When I was in third grade, I read and re-read a book, over and over, written as if through the eyes of Comanche, the horse that ended up being the last US Cavalry survivor of Custer's Last Stand at the Little Bighorn. (I've even been to visit him in person--he's in a museum here in Kansas.) Drove the school librarian half crazy, because I kept checking it out again and again, and the fact that it was 8th grade reading level didn't make her very happy, either. That was many years ago, and only small vignettes remain. I wish I could find it again, but unfortunately none of those vignettes include the title or the author. It's probably long out of print, anyway. Considering that it was written as if from the horse's point of view, I'm sure it was fiction, but I think there was a fair amount of historical research woven into it. I'd like to read it again, and see if my grown-up self remembers any of it correctly, and might correct or flesh out things that may have been skimmed over.
I also read Black Beauty, and as many of Walter Farley's Black Stallion books as I could get my hands on. I had a serious case of horse-crazy.

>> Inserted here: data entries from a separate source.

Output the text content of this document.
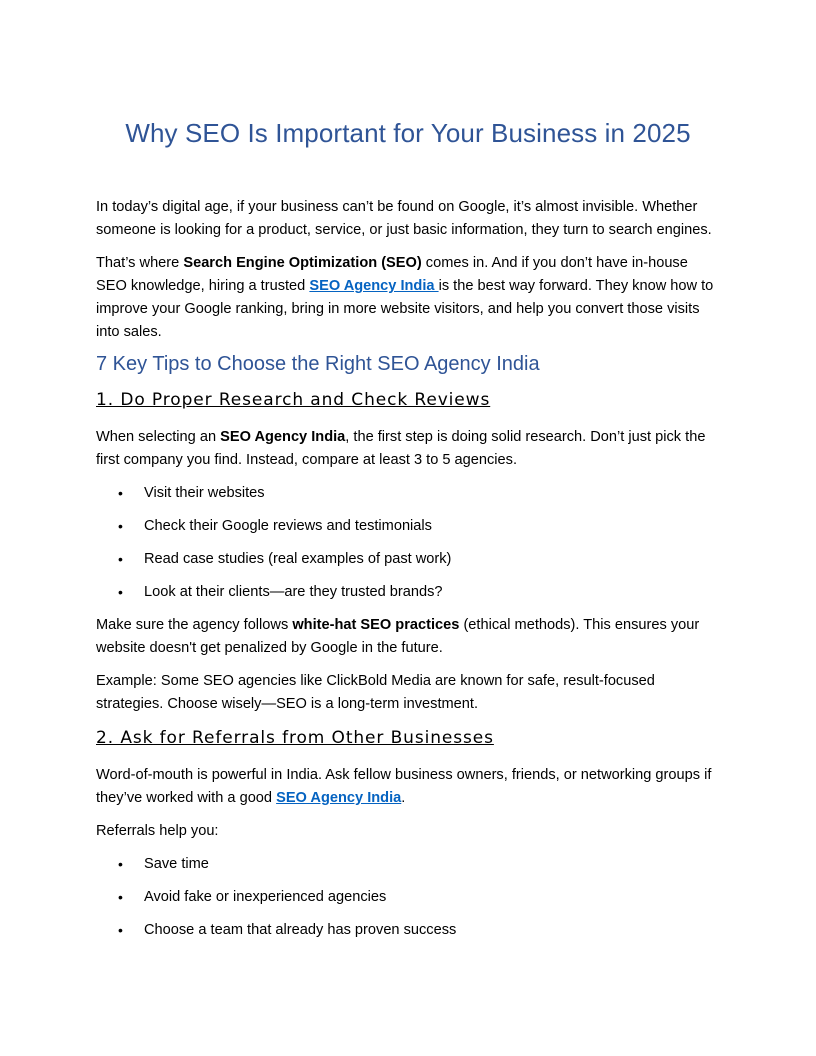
Why SEO Is Important for Your Business in 2025

In today’s digital age, if your business can’t be found on Google, it’s almost invisible. Whether someone is looking for a product, service, or just basic information, they turn to search engines.

That’s where Search Engine Optimization (SEO) comes in. And if you don’t have in-house SEO knowledge, hiring a trusted SEO Agency India is the best way forward. They know how to improve your Google ranking, bring in more website visitors, and help you convert those visits into sales.

7 Key Tips to Choose the Right SEO Agency India
1. Do Proper Research and Check Reviews

When selecting an SEO Agency India, the first step is doing solid research. Don’t just pick the first company you find. Instead, compare at least 3 to 5 agencies.

• Visit their websites
• Check their Google reviews and testimonials
• Read case studies (real examples of past work)
• Look at their clients—are they trusted brands?

Make sure the agency follows white-hat SEO practices (ethical methods). This ensures your website doesn't get penalized by Google in the future.

Example: Some SEO agencies like ClickBold Media are known for safe, result-focused strategies. Choose wisely—SEO is a long-term investment.

2. Ask for Referrals from Other Businesses

Word-of-mouth is powerful in India. Ask fellow business owners, friends, or networking groups if they’ve worked with a good SEO Agency India.

Referrals help you:

• Save time
• Avoid fake or inexperienced agencies
• Choose a team that already has proven success
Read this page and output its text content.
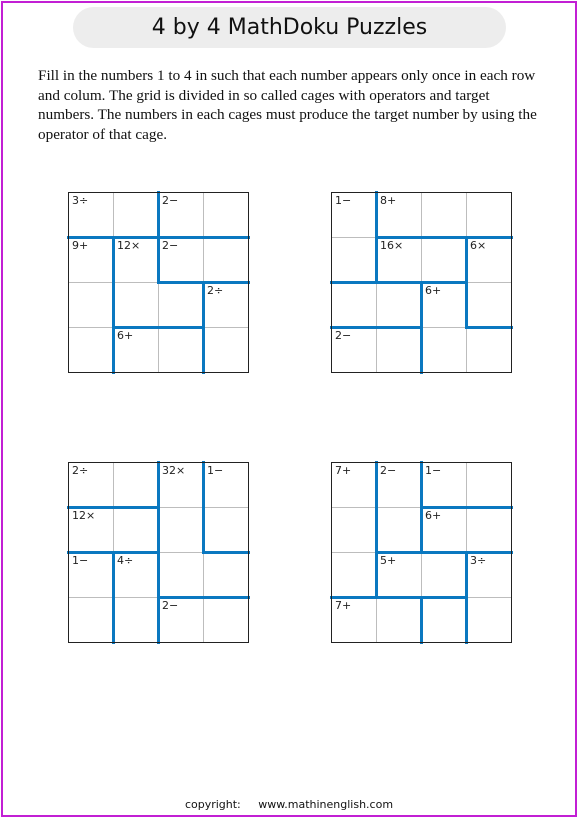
4 by 4 MathDoku Puzzles

Fill in the numbers 1 to 4 in such that each number appears only once in each row and colum. The grid is divided in so called cages with operators and target numbers. The numbers in each cages must produce the target number by using the operator of that cage.

3÷	2−
9+	12× 2−
2÷
6+
1−	8+
16×	6×
6+
2−
2÷	32× 1−
12×
1−	4÷
2−
7+	2−	1−
6+
5+	3÷
7+
copyright: www.mathinenglish.com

But I also lived in town, and nowhere near anything like a public riding stable, so I didn't get much contact with the real thing. (Unless you count feeding marshmallows to my uncle's cutting horse, and singing to him, when I was two.) Instead I had a rather extensive stable of toy horses. Breyer was my favorite maker (they have had some really wonderful artists to make their models) but since most of my steeds came via birthday and Christmas gifts, I had examples from many makers, in plastic, glass, acrylic, and porcelain. Toward the end of my collecting days, I also accumulated other things besides horses. Cows, bulls, elk, deer, moose, buffalo... I even had several bears. Though, simply by happenstance, I did not get even one "teddy bear" until I was 16 years old. I did, however, have two different stuffed rats as cuddly toys when I was small.

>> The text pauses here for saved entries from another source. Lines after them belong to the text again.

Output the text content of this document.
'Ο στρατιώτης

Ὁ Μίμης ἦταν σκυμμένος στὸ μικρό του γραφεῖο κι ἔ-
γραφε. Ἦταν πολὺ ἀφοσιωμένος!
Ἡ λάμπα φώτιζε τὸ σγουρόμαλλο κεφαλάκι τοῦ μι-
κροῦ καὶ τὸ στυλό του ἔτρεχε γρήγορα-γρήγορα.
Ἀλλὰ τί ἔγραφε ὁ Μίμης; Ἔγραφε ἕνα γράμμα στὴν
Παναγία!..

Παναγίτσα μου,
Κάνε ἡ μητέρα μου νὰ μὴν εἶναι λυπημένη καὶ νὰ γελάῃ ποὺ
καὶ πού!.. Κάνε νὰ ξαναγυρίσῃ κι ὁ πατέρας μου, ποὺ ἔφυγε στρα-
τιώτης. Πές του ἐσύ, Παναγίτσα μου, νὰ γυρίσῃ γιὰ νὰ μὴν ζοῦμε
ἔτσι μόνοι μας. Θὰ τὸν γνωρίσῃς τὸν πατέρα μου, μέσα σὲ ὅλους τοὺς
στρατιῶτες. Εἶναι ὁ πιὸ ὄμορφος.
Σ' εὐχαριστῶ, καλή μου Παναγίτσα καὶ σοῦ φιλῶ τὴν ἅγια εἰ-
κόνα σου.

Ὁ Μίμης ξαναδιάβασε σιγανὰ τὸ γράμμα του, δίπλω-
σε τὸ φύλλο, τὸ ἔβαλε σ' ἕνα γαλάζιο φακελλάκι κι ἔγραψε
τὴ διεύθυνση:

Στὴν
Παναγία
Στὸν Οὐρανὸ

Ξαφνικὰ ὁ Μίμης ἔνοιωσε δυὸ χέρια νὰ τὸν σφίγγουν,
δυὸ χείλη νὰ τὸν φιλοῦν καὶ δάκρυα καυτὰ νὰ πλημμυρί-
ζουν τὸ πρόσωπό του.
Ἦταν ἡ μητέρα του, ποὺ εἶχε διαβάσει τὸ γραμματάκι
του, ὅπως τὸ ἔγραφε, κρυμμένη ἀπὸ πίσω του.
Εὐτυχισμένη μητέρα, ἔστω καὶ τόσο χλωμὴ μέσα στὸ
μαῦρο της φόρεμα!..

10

We had a small fire, a number of years ago, that thinned out my toy collection drastically, and two floods that cleared out a lot of books. Lucky for me, I can still remember at least some of the fun I had reading and playing. Probably worth more than the things, by any measure. Part of the drive to make this blog is the hope that I will be able to remember. Happy memories, for me, seem to fade too fast, or never take hold at all, while the nightmares stick like crazy glue.